The defence counsel, whose motion was supported by an 11-paragraph affidavit in support sworn to by Mr Vincent Obianoyi, a counsel in Okoye chambers, claimed Justice Abubakar's orders are in violation and in breach of the applicants' fundamental human rights as secured under 1999 Constitution and the Africa Charter for Human and Peoples' Rights; and described the orders made on December 23, 2005, as a nullity.
In the affidavit in support of the motion, Obianoyi claimed the application was filed without respondents, as the parties whose assets were to be seized and forfeited were not made parties to the said application, and that there is no pending application for interlocutory or final order, since the ex-parte order was made.
He averred that it is against the rule of natural justice for a superior court of law to make an order forfeiting both the moveable and immoveable properties of the applicants without giving them a hearing; that the applicants have not been convicted of any offence whatsoever by any court of law; and that it is in the interest of justice that the application be granted.

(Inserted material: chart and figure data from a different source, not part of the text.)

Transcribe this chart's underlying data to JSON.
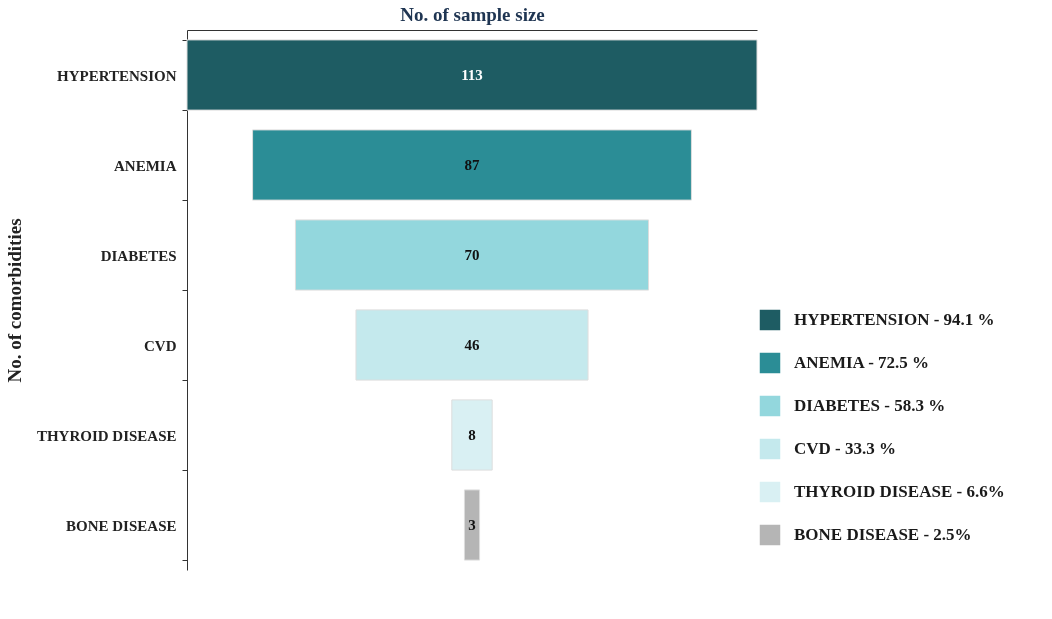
{
  "chart_data": {
    "type": "other",
    "xlabel": "No. of sample size",
    "ylabel": "No. of comorbidities",
    "categories": [
      "HYPERTENSION",
      "ANEMIA",
      "DIABETES",
      "CVD",
      "THYROID DISEASE",
      "BONE DISEASE"
    ],
    "values": [
      113,
      87,
      70,
      46,
      8,
      3
    ],
    "colors": [
      "#1e5c63",
      "#2b8d96",
      "#93d7dd",
      "#c4e9ed",
      "#d9f0f3",
      "#b5b5b5"
    ],
    "data_labels": true,
    "annotations": [
      "HYPERTENSION - 94.1 %",
      "ANEMIA  - 72.5 %",
      "DIABETES - 58.3 %",
      "CVD - 33.3 %",
      "THYROID DISEASE - 6.6%",
      "BONE DISEASE - 2.5%"
    ]
  }
}
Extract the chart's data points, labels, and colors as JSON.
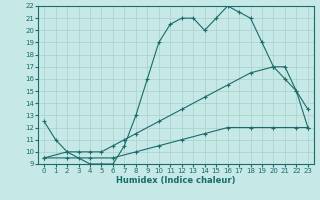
{
  "xlabel": "Humidex (Indice chaleur)",
  "bg_color": "#c6e8e6",
  "grid_color": "#a8d0cc",
  "line_color": "#1a6b6b",
  "xlim": [
    -0.5,
    23.5
  ],
  "ylim": [
    9,
    22
  ],
  "yticks": [
    9,
    10,
    11,
    12,
    13,
    14,
    15,
    16,
    17,
    18,
    19,
    20,
    21,
    22
  ],
  "xticks": [
    0,
    1,
    2,
    3,
    4,
    5,
    6,
    7,
    8,
    9,
    10,
    11,
    12,
    13,
    14,
    15,
    16,
    17,
    18,
    19,
    20,
    21,
    22,
    23
  ],
  "line1_x": [
    0,
    1,
    2,
    3,
    4,
    5,
    6,
    7,
    8,
    9,
    10,
    11,
    12,
    13,
    14,
    15,
    16,
    17,
    18,
    19,
    20,
    21,
    22,
    23
  ],
  "line1_y": [
    12.5,
    11.0,
    10.0,
    9.5,
    9.0,
    9.0,
    9.0,
    10.5,
    13.0,
    16.0,
    19.0,
    20.5,
    21.0,
    21.0,
    20.0,
    21.0,
    22.0,
    21.5,
    21.0,
    19.0,
    17.0,
    16.0,
    15.0,
    12.0
  ],
  "line2_x": [
    0,
    2,
    3,
    4,
    5,
    6,
    7,
    8,
    10,
    12,
    14,
    16,
    18,
    20,
    21,
    22,
    23
  ],
  "line2_y": [
    9.5,
    10.0,
    10.0,
    10.0,
    10.0,
    10.5,
    11.0,
    11.5,
    12.5,
    13.5,
    14.5,
    15.5,
    16.5,
    17.0,
    17.0,
    15.0,
    13.5
  ],
  "line3_x": [
    0,
    2,
    4,
    6,
    8,
    10,
    12,
    14,
    16,
    18,
    20,
    22,
    23
  ],
  "line3_y": [
    9.5,
    9.5,
    9.5,
    9.5,
    10.0,
    10.5,
    11.0,
    11.5,
    12.0,
    12.0,
    12.0,
    12.0,
    12.0
  ]
}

Justice Abubakar, upon an ex-parte originating summons dated December 21, 2005 and filed the next day by the EFCC, had ordered that the several houses, buildings, hotels and bank accounts listed in the schedule, alleged properties of former Governor Alamieyeseigha, should be temporarily forfeited to the Federal Government pending the conclusion of investigation and prosecution of the accused persons. He also ordered the listed 30 bank accounts frozen.